AFP, Chandpur Bhangaha

As men, women and children stream off boats at this launching spot to rescue flood victims in northern India, the road to town has turned into a vast camp where thousands wretchedly squat.

Apart from basic food supplies, there is little evidence of government organisation on this partially submerged road in Bihar state, and so many of the latest arrivals are all but living outdoors. Chania Malla, who was nursing a 12-day-old baby she gave birth to on a school rooftop, hasn't seen a doctor since she got here on a boat from her village Wednesday night. "There isn't anything here," said her husband Jogindu, as the pair sat under the carved statues of Hindu deities of the crumbling temple where they had taken shelter with hundreds of others.

"We are only getting puffed rice."

The Mallas are among 800,000 people evacuated to higher ground since the rain-swollen Kosi river breached its defence walls in Nepal, just north of the border with India's Bihar state, and swung east flooding villages and farms.

Some 300,000 people are now in relief camps and many of the other evacuees are staying with family in other towns or even other states.

At least 200,000 more people still need to be rescued, according to estimates from state officials. By the temple, there were dozens of children on the road and many parents say their babies have fevers, coughs and diarrhoea.

"My grandchild has not eaten anything for 10 days," said Maya Mandal, as she held the still boy in her arms. "His stomach's been upset since drinking the flood water."

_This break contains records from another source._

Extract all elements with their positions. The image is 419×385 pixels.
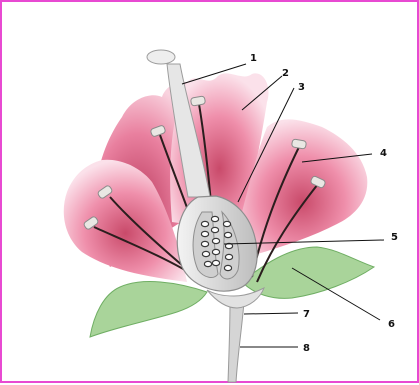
label-4: 4 (380, 148, 387, 159)
stalk (228, 302, 244, 382)
label-1: 1 (250, 53, 257, 64)
label-7: 7 (303, 309, 310, 320)
label-3: 3 (298, 82, 305, 93)
stigma (147, 50, 175, 64)
label-5: 5 (391, 232, 398, 243)
label-8: 8 (303, 343, 310, 354)
label-2: 2 (282, 68, 289, 79)
sepal-left (90, 282, 207, 337)
label-6: 6 (388, 319, 395, 330)
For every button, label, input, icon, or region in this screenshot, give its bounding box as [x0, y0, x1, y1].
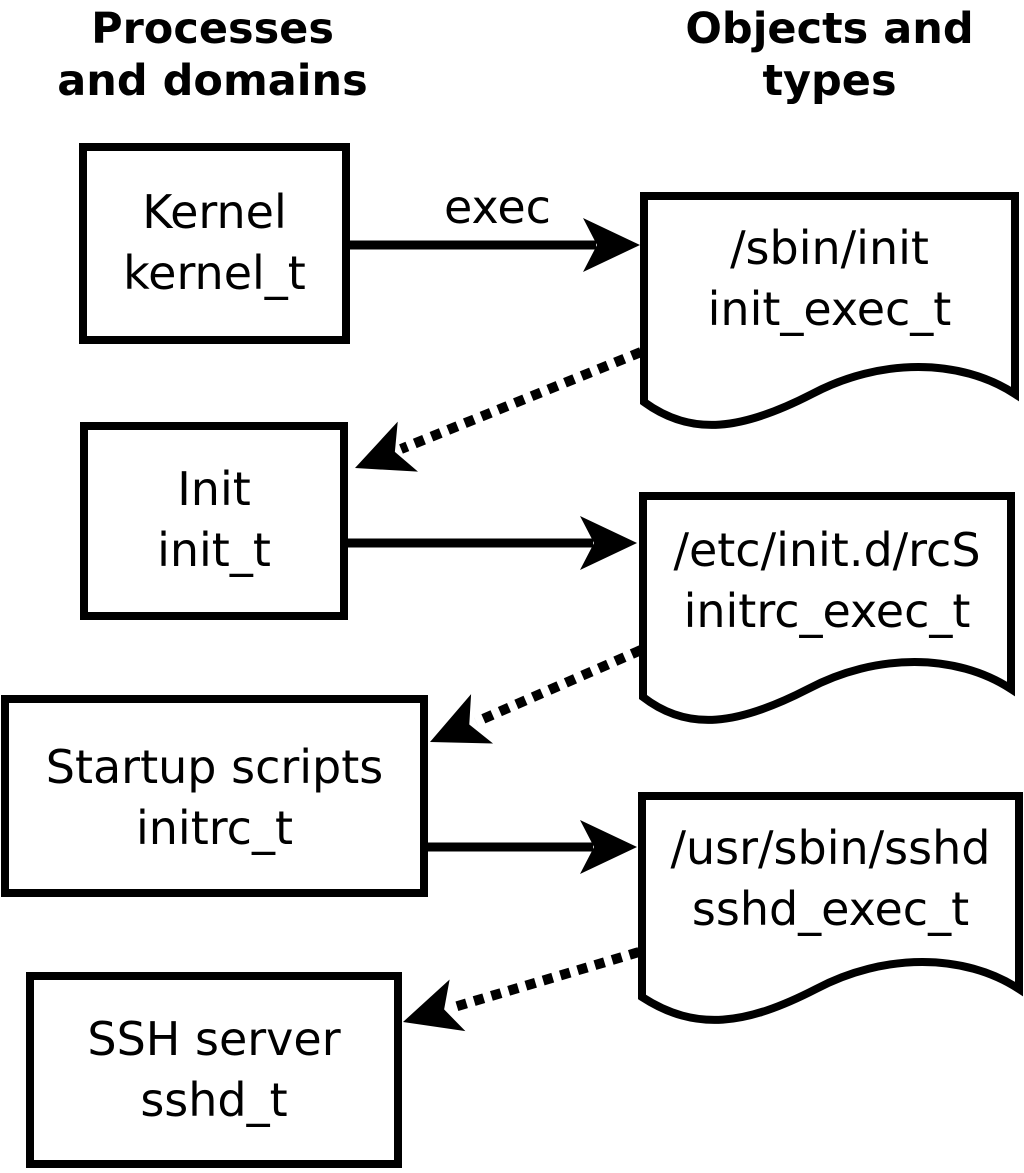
process-label-startup-scripts: Startup scripts initrc_t — [1, 737, 428, 859]
header-left-line1: Processes — [91, 4, 334, 54]
process-name: SSH server — [87, 1012, 341, 1066]
process-name: Init — [177, 462, 251, 516]
object-label-etc-initd-rcs: /etc/init.d/rcS initrc_exec_t — [639, 520, 1015, 642]
transition-arrowhead-to-initrc-t — [430, 694, 494, 744]
transition-arrow-to-init-t — [399, 347, 643, 454]
transition-arrowhead-to-init-t — [355, 421, 418, 472]
exec-arrowhead-init-to-rcs — [580, 516, 637, 570]
process-type: sshd_t — [140, 1073, 288, 1127]
column-header-objects-and-types: Objects and types — [647, 3, 1012, 107]
object-type: init_exec_t — [707, 282, 952, 336]
object-path: /sbin/init — [730, 221, 929, 275]
header-left-line2: and domains — [57, 56, 368, 106]
header-right-line2: types — [762, 56, 897, 106]
transition-arrow-to-initrc-t — [474, 645, 643, 727]
transition-arrowhead-to-sshd-t — [403, 979, 466, 1032]
object-type: sshd_exec_t — [691, 882, 970, 936]
process-type: initrc_t — [136, 801, 293, 855]
object-label-usr-sbin-sshd: /usr/sbin/sshd sshd_exec_t — [638, 818, 1023, 940]
process-box-init — [80, 422, 348, 620]
process-box-kernel — [79, 143, 350, 344]
process-name: Startup scripts — [45, 740, 384, 794]
process-box-ssh-server — [26, 972, 402, 1168]
process-name: Kernel — [142, 185, 287, 239]
object-document-etc-initd-rcs — [639, 492, 1015, 724]
object-type: initrc_exec_t — [683, 584, 971, 638]
process-label-kernel: Kernel kernel_t — [79, 182, 350, 304]
exec-arrowhead-kernel-to-sbin-init — [583, 218, 640, 272]
process-label-ssh-server: SSH server sshd_t — [26, 1009, 402, 1131]
exec-arrow-label: exec — [444, 180, 551, 234]
process-type: kernel_t — [123, 246, 306, 300]
object-path: /etc/init.d/rcS — [673, 523, 981, 577]
process-box-startup-scripts — [1, 695, 428, 897]
object-document-sbin-init — [640, 192, 1019, 429]
column-header-processes-and-domains: Processes and domains — [30, 3, 395, 107]
transition-arrow-to-sshd-t — [449, 947, 641, 1013]
object-path: /usr/sbin/sshd — [670, 821, 991, 875]
exec-arrowhead-startup-to-sshd — [580, 820, 637, 874]
process-label-init: Init init_t — [80, 459, 348, 581]
object-document-usr-sbin-sshd — [638, 792, 1023, 1024]
process-type: init_t — [157, 523, 271, 577]
object-label-sbin-init: /sbin/init init_exec_t — [640, 218, 1019, 340]
header-right-line1: Objects and — [685, 4, 974, 54]
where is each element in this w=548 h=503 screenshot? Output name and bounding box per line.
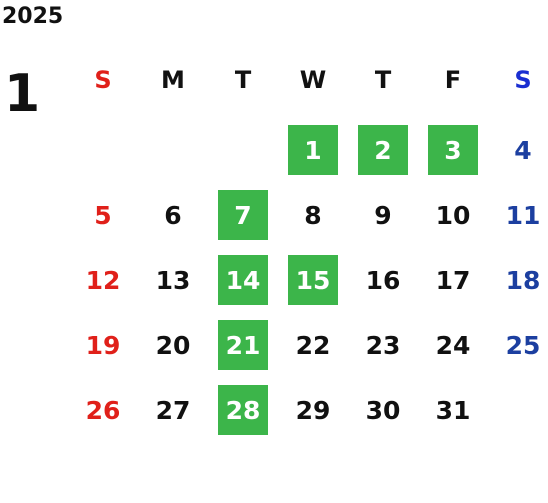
day-cell: 6	[164, 200, 182, 230]
day-cell: 7	[218, 190, 268, 240]
day-cell	[218, 125, 268, 175]
day-cell: 2	[358, 125, 408, 175]
day-cell: 4	[514, 135, 532, 165]
week-row-5: 26 27 28 29 30 31	[68, 385, 548, 435]
week-row-4: 19 20 21 22 23 24 25	[68, 320, 548, 370]
weekday-monday: M	[161, 66, 185, 94]
day-cell: 28	[218, 385, 268, 435]
year-label: 2025	[2, 4, 64, 29]
weekday-friday: F	[444, 66, 462, 94]
day-cell: 21	[218, 320, 268, 370]
day-cell	[498, 385, 548, 435]
day-cell: 14	[218, 255, 268, 305]
day-cell: 18	[505, 265, 541, 295]
weekday-wednesday: W	[299, 66, 327, 94]
day-cell: 13	[155, 265, 191, 295]
day-cell: 26	[85, 395, 121, 425]
day-cell: 31	[435, 395, 471, 425]
day-cell: 11	[505, 200, 541, 230]
day-cell: 30	[365, 395, 401, 425]
day-cell: 17	[435, 265, 471, 295]
day-cell: 27	[155, 395, 191, 425]
week-row-1: 1 2 3 4	[68, 125, 548, 175]
day-cell: 20	[155, 330, 191, 360]
day-cell: 16	[365, 265, 401, 295]
month-label: 1	[4, 64, 41, 124]
day-cell: 24	[435, 330, 471, 360]
day-cell: 3	[428, 125, 478, 175]
day-cell: 1	[288, 125, 338, 175]
weekday-sunday: S	[94, 66, 112, 94]
day-cell: 15	[288, 255, 338, 305]
day-cell	[148, 125, 198, 175]
day-cell: 5	[94, 200, 112, 230]
week-row-3: 12 13 14 15 16 17 18	[68, 255, 548, 305]
week-row-2: 5 6 7 8 9 10 11	[68, 190, 548, 240]
weekday-tuesday: T	[234, 66, 252, 94]
day-cell: 23	[365, 330, 401, 360]
day-cell: 10	[435, 200, 471, 230]
day-cell: 12	[85, 265, 121, 295]
day-cell: 9	[374, 200, 392, 230]
day-cell: 8	[304, 200, 322, 230]
weekday-saturday: S	[514, 66, 532, 94]
day-cell: 19	[85, 330, 121, 360]
day-cell: 22	[295, 330, 331, 360]
day-cell	[78, 125, 128, 175]
weekday-thursday: T	[374, 66, 392, 94]
day-cell: 29	[295, 395, 331, 425]
weekday-header-row: S M T W T F S	[68, 62, 548, 98]
day-cell: 25	[505, 330, 541, 360]
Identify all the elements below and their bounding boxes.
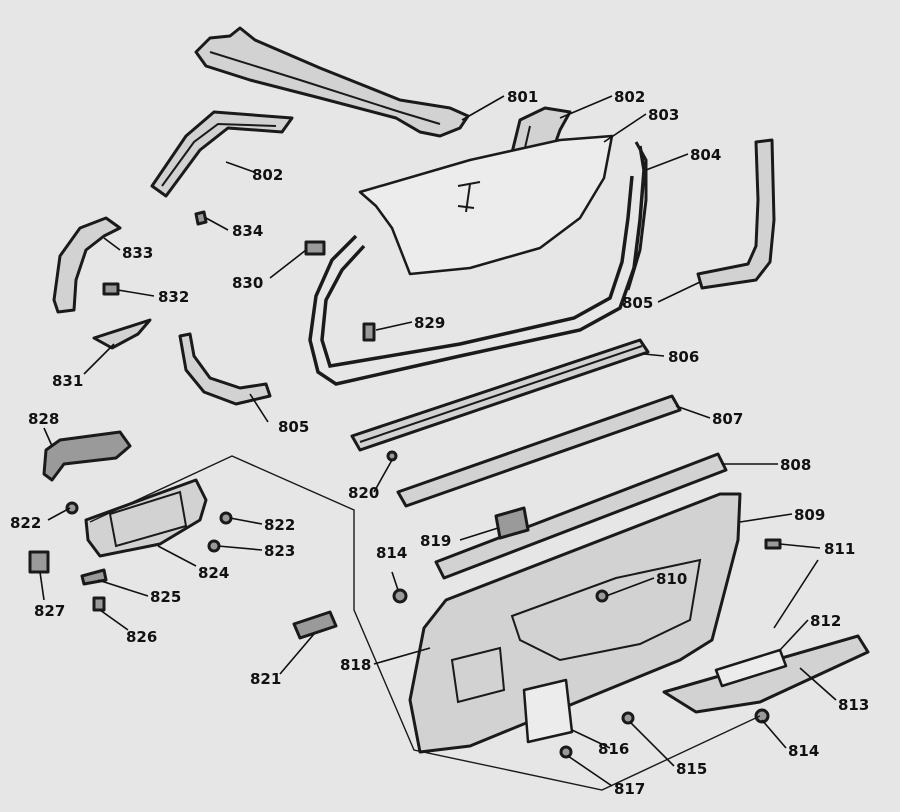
callout-803: 803 <box>648 106 679 124</box>
part-827-clip <box>28 550 50 574</box>
part-819-bracket <box>494 506 530 540</box>
callout-821: 821 <box>250 670 281 688</box>
part-815-screw <box>621 711 635 725</box>
callout-802-center: 802 <box>614 88 645 106</box>
part-803-panel-insert <box>358 134 614 276</box>
part-813-armrest <box>662 634 870 714</box>
callout-807: 807 <box>712 410 743 428</box>
callout-809: 809 <box>794 506 825 524</box>
part-805-channel-right <box>696 138 776 290</box>
callout-830: 830 <box>232 274 263 292</box>
callout-802-left: 802 <box>252 166 283 184</box>
part-810-clip <box>595 589 609 603</box>
callout-816: 816 <box>598 740 629 758</box>
part-812-armrest-pad <box>714 648 788 688</box>
part-830-weatherstrip <box>308 145 646 386</box>
callout-817: 817 <box>614 780 645 798</box>
part-829-clip <box>362 322 376 342</box>
callout-824: 824 <box>198 564 229 582</box>
part-804-weatherstrip <box>626 141 648 291</box>
part-808-strip <box>434 452 728 580</box>
part-817-screw <box>559 745 573 759</box>
callout-806: 806 <box>668 348 699 366</box>
part-821-bracket <box>292 610 338 640</box>
callout-801: 801 <box>507 88 538 106</box>
callout-825: 825 <box>150 588 181 606</box>
callout-812: 812 <box>810 612 841 630</box>
part-809-door-trim-panel <box>408 492 742 754</box>
part-823-screw <box>207 539 221 553</box>
callout-815: 815 <box>676 760 707 778</box>
callout-827: 827 <box>34 602 65 620</box>
leader-lines <box>39 95 837 787</box>
part-806-belt-molding <box>350 338 650 452</box>
part-816-handle <box>522 678 574 744</box>
part-832-clip <box>102 282 120 296</box>
callout-822-left: 822 <box>10 514 41 532</box>
part-824-bracket <box>84 478 208 558</box>
callout-828: 828 <box>28 410 59 428</box>
part-830-clip <box>304 240 326 256</box>
callout-814-upper: 814 <box>376 544 407 562</box>
part-826-clip <box>92 596 106 612</box>
callout-805-right: 805 <box>622 294 653 312</box>
callout-814-lower: 814 <box>788 742 819 760</box>
part-833-trim <box>52 216 122 314</box>
callout-810: 810 <box>656 570 687 588</box>
part-831-bracket <box>92 318 152 350</box>
callout-811: 811 <box>824 540 855 558</box>
part-807-strip <box>396 394 682 508</box>
part-822-screw-left <box>65 501 79 515</box>
callout-808: 808 <box>780 456 811 474</box>
callout-826: 826 <box>126 628 157 646</box>
part-822-screw-right <box>219 511 233 525</box>
part-811-screw <box>764 538 782 550</box>
callout-820: 820 <box>348 484 379 502</box>
callout-832: 832 <box>158 288 189 306</box>
callout-805-left: 805 <box>278 418 309 436</box>
part-805-channel-left <box>178 332 272 406</box>
callout-831: 831 <box>52 372 83 390</box>
part-820-screw <box>386 450 398 462</box>
assembly-bracket-lines <box>89 455 761 791</box>
callout-829: 829 <box>414 314 445 332</box>
part-814-clip-upper <box>392 588 408 604</box>
part-814-clip-lower <box>754 708 770 724</box>
callout-818: 818 <box>340 656 371 674</box>
part-834-clip <box>194 210 208 226</box>
callout-823: 823 <box>264 542 295 560</box>
part-802-curved-trim <box>150 110 294 198</box>
part-828-latch <box>42 430 132 482</box>
callout-819: 819 <box>420 532 451 550</box>
callout-833: 833 <box>122 244 153 262</box>
callout-834: 834 <box>232 222 263 240</box>
callout-813: 813 <box>838 696 869 714</box>
callout-804: 804 <box>690 146 721 164</box>
callout-822-right: 822 <box>264 516 295 534</box>
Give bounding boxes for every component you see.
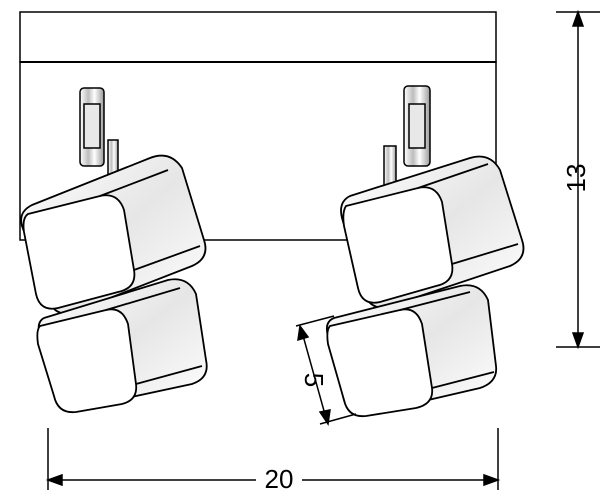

But there is no sign of any official, doctor or medicine. The nearest town with a hospital is about 50 kilometres (30 miles) away and the only vehicles passing are trucks packed with rescue equipment and relief supplies.

"The trucks are not taking us," said Mithilesh Yadav, 30, who was also rescued from his village Wednesday with his wife and five children. "Anyway, the schools, the camps, everything is full." Rescued villagers are handed biscuits and bags of food as they get off the rescue boats runs by the army, navy and a new disaster response force set up after the 2004 tsunami. Then they have to fend for themselves.

"We will live right here on the road," said Sanjay Yadav, who came off a boat with his wife Beena Thursday after 18 days stuck in his village. Many here have no shelter-just a small stack of belongings that they can huddle around on the road. At Banmankhi, a makeshift camp further down the road, scores of shelters made with clothes draped over sticks have mushroomed next to the hundreds already here a few days ago. The locals who are organising food aid here estimated there were 5,000 people at this makeshift camp. Now they say the number is easily double that.

In some of the other flooded areas, neat rows of canvas tents are being set up for the flood victims, but none of that is visible on this road.

"Private people are helping us, but the government is not helping us," said Yadav, the father of five. "We have put up these huts ourselves. We have to live somehow."